The hardware I work with is MKR GSM 1400. I want to send the data I get from ADXL355 (acceleration sensor) to a web-server. each hour, I need to start sampling for one minute continuously. sampling rate is 250 Hz. I thought that maybe the most quickly way is that each time I read data from the sensor, I convert it to a string and concatenate it to a long string variable and then, I can sent the data to the web-server. My problem is that the size of the all samples in one minute is at least 350 KB ; on the other hand the size of the MCU's memory is 256KB. I think I also can not use SD Card because I have seen on the internet at least 200ms is needed for writing data into the SD Card.
Question 1: Do you think writing I2c flash memory or EEPROM can be performed less than 4ms? because I just have 4ms time to store the data before the next one will be ready. I only have I2c pins free to use.
I believe the 200ms write time is for a 4k block of data so you should have time to write one block whilst the next is being collected.
For a while at least - flash memory has a limited number of write cycles per block so you’d need to use a large sd card and work your way through it.
You might also consider looking for ways to reduce your data size by compressing it in some way.
There are many possible algorithms for on the fly compression but, depending on the nature of your data you might be able to get away with something relatively simple.
Given the nature of your data I suspect run length encoding would be a non-starter but have you considered storing the difference between successive samples rather than the actual raw data?

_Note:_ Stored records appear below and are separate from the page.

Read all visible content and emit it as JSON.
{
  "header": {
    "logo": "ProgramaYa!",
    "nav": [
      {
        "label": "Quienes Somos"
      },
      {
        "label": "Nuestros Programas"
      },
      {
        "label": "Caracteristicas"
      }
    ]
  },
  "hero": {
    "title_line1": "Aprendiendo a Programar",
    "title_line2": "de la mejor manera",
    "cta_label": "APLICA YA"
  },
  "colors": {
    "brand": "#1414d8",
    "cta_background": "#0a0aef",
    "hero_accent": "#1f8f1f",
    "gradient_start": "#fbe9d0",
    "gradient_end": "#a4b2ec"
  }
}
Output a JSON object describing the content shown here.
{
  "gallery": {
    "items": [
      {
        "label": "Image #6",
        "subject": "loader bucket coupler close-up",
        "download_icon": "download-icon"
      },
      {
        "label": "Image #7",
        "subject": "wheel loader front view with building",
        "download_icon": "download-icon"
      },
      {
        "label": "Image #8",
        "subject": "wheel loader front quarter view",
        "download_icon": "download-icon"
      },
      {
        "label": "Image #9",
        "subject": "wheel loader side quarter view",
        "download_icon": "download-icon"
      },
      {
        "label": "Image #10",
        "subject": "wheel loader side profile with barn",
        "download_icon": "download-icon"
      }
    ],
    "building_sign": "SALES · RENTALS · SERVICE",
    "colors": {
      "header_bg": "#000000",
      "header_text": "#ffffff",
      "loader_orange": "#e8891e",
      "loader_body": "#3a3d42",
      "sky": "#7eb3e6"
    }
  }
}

You could, for example, squash your 3 byte samples down to (almost) 2 by storing each of your x, y and z values as a 4 bit signed offsets and using the remaining 4 bits to indicate occasions where one or more of the offsets is too big and is in its own byte.
If your data doesn’t change too rapidly you might even get away with compressing it down to a single byte by using 2 bit offsets and with the remaining 2 bits used to indicate where the offset is larger and you’re storing the whole value.